- Founded: 1967
- Founder: Johnny Nash, Arthur Jenkins, Danny Sims
- Country of origin: United States

= JAD Records =

Formed in 1967 JAD Records was a record label that was co-owned by Johnny Nash, producer Arthur Jenkins, and businessman Danny Sims, whose initials formed its logo. JAD Records was the label which signed Bob Marley, Peter Tosh, Bunny Wailer and Rita Marley to an exclusive long-term contract as recording artists from 1968 to 1972. Other notable artists to sign with the label included Johnny Nash himself, Byron Lee, Neville Willoughby and later Jimmy Cliff.

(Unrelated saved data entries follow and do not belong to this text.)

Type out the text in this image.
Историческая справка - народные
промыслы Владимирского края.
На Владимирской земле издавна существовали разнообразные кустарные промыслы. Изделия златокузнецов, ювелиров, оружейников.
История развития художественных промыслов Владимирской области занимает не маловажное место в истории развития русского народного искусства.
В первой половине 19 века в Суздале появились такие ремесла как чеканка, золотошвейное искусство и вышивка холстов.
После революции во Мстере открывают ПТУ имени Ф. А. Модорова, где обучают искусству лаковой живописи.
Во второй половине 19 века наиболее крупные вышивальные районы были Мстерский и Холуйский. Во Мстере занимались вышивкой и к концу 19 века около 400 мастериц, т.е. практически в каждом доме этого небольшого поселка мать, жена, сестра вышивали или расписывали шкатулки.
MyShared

In 1996 JAD released a set of reworked songs from the early years of Bob Marley's career on an album called Soul Almighty - The Formative Years Vol 1. This was followed by Black Progress - The Formative Years Vol 2. Both albums used the vocal tracks from Bob's early material from the 1960s and added modern backing tracks including vocals from Rita Marley, Bob's son Ziggy and members of the Melody Makers. The response to these modern day remixes was so hostile that the label released the groundbreaking Complete Bob Marley & The Wailers 1967 to 1972 series produced by Roger Steffens and Bruno Blum containing over 240 original tracks over the next six years, including more than a hundred previously unreleased recordings. Despite their best efforts they could not license the tracks that were already under contract to Island (as part of the Songs Of Freedom box set). However, several years later they managed to license all the tracks and various sets containing some of them were reissued on the now JAD/Universal records in 2004.